On Pulling Back From Politics

Recently, I’ve seen a few posts on National Review that have to do with the engagement of evangelical Christians in politics, and, specifically, whether said Christians should pull back from that engagement.

To me, this is akin to asking if the mailman should pull back from his engagement with an irritable German Shepherd. Conservative Christians have to engage — politically, culturally, and everywhere else — because of the non-stop, in-your-face bombardment of liberal activists, who are relentlessly trying to take the country to a place conservative Christians don’t want to go.

Besides, engagement is what Christianity is about. I’m sure that, absent aforementioned bombardment, we’d rather be engaging in different ways, but you often don’t get to pick the battleground on which you must fight.

Russell D. Moore address the issue in a way I pretty much agree with:

When we stand against legal abortion, we do so because we believe—because of the gospel—that life is better than death, and that a person’s value is more than his or her utility. We simultaneously speak of justice and of justification, prophetically standing up for the unborn in the public arena while extending the mercy of Christ, through the cross, to those who are guilty. The gospel means we must point to the sin—and call it that—but we do so with a focus that we’re not prosecuting attorneys, but defense attorneys. It says to those who hate us: There’s good news for those who repent and believe.
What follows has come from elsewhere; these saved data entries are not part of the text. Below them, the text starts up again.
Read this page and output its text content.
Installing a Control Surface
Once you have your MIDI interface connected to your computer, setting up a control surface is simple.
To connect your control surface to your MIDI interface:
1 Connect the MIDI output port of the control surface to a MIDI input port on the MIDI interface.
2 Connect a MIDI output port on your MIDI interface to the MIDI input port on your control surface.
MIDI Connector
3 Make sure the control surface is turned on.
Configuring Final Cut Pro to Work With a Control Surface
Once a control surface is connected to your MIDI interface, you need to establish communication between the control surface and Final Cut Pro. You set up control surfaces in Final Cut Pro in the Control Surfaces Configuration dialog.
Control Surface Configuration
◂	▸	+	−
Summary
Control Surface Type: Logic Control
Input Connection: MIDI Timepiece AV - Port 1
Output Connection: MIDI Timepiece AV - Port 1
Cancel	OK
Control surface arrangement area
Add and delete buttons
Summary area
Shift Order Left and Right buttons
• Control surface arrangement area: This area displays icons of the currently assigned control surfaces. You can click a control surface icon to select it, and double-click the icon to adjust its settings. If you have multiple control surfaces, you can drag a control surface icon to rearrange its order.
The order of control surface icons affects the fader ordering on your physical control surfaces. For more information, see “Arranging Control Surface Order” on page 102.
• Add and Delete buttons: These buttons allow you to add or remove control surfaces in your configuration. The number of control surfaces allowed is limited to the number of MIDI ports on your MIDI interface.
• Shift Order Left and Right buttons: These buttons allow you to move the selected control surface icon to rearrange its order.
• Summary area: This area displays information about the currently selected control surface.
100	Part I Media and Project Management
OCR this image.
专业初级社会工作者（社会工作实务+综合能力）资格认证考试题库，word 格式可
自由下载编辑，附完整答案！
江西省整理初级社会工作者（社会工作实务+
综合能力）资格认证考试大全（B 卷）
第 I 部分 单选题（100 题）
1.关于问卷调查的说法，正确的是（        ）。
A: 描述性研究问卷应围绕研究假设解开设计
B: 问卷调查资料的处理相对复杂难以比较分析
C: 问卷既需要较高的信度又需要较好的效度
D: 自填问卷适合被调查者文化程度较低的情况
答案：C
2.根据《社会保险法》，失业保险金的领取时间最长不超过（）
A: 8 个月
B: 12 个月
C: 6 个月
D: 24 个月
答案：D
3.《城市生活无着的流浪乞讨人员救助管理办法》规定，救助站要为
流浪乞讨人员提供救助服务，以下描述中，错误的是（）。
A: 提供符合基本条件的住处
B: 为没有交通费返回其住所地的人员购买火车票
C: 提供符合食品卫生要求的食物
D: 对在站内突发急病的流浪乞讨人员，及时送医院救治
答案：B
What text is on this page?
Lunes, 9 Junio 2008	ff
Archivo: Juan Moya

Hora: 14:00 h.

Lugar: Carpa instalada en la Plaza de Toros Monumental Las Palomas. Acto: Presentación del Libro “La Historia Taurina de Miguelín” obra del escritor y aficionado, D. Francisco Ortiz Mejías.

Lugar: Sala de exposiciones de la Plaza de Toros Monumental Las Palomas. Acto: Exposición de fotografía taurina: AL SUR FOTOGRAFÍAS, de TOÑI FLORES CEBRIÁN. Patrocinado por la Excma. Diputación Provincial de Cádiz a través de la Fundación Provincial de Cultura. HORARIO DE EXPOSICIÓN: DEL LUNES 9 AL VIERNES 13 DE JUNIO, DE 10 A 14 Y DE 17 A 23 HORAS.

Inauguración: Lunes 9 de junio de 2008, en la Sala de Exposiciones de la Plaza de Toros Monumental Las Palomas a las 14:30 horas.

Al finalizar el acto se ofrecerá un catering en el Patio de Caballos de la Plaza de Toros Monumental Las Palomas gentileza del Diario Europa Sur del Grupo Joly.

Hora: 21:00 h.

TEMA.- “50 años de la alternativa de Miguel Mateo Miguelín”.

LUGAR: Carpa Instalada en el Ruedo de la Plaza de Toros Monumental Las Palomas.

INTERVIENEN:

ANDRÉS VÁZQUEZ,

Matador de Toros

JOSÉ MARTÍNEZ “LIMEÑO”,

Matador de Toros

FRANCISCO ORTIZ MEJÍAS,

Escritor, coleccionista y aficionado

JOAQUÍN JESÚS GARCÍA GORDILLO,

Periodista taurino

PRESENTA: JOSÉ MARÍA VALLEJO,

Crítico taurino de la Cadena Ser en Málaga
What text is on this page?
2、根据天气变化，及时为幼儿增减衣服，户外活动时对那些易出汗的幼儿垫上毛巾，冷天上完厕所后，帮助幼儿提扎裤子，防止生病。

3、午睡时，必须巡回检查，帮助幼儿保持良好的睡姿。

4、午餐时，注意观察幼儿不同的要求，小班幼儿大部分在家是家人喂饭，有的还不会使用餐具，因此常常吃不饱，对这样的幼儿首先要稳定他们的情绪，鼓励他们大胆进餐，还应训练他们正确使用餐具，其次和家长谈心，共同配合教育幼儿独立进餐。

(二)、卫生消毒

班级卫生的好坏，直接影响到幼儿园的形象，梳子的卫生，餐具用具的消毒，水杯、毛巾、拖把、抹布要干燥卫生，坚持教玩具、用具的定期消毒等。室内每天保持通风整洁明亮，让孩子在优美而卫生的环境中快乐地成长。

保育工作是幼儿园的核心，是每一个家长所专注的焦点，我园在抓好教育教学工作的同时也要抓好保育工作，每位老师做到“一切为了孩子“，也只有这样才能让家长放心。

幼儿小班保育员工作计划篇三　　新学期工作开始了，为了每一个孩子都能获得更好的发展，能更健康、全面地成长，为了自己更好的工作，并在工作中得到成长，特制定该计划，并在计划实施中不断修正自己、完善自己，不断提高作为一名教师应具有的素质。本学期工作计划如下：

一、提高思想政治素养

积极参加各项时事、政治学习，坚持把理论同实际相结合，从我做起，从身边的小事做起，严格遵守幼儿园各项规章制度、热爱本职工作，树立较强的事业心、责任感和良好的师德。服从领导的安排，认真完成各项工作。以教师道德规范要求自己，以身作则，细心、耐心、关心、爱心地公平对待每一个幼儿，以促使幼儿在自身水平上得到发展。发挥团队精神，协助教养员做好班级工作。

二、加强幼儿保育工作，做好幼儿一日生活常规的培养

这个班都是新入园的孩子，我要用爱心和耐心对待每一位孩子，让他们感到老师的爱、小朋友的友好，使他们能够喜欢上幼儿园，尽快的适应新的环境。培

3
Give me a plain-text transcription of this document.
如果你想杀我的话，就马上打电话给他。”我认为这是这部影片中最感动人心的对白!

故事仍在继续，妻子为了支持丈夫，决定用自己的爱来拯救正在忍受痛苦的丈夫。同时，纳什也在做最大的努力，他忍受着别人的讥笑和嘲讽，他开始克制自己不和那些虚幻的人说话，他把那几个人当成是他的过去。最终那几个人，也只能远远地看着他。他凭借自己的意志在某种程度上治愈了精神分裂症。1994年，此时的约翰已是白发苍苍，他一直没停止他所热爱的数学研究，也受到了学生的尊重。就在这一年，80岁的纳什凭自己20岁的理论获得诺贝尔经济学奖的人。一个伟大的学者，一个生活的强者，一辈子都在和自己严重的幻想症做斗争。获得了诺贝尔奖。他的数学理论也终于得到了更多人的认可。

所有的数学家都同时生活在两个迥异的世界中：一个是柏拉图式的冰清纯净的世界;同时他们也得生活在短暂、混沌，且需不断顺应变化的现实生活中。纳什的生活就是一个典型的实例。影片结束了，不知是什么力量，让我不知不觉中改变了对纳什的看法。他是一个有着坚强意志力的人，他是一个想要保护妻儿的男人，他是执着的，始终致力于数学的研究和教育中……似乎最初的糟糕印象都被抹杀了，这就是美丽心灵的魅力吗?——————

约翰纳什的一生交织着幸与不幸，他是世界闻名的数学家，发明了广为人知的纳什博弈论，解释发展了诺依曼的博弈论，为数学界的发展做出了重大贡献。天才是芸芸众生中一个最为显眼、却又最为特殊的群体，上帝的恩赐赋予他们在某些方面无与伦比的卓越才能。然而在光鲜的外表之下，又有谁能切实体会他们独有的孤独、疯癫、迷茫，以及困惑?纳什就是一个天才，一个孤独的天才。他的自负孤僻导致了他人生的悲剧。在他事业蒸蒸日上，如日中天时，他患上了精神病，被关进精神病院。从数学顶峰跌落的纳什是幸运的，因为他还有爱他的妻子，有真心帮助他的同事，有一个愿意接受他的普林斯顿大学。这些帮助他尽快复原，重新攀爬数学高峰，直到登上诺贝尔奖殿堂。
It also means we speak and we vote and we mobilize. We engage on Capitol Hill, on issues ranging from stopping the abortion industry, to protecting religious liberty, to speaking out for human rights for the persecuted overseas. But we don’t do so as gloomy pessimists, continually wringing our hands or crying conspiracy. And we don’t do it as naïve utopians, believing we can organize our way back to Mayberry. We do it as those who weep for those around us who are being overtaken by darkness. We do it as those who are cheerily marching to Zion, knowing that whatever the short-term setbacks, we are on the winning side of history.

That means modeling a Christian political engagement that doesn’t start or end with politics alone. It starts and ends with the gospel and the kingdom of God. Those who oppose our convictions will hate us. Those who want to use our church voting lists as their political organizing tools won’t understand us. So be it. Kingdom first.

We teach our people that their vote for president of the United States is crucially important. But we teach them that their vote on the membership of their churches is even more important. A church that loses the gospel is a losing church, no matter how many political victories it wins. A church that is right on public convictions but wrong on the gospel is a powerless church, no matter how powerful it seems.

Pullback? No. Unless, that is, we mean pulling back to the ministry of Jesus—who addressed everything, body and soul, public and private, political and personal, but who did so with the cross in his vision at every point.

(And special props to Mr. Moore for his nod to LL Cool J at the end of his piece.)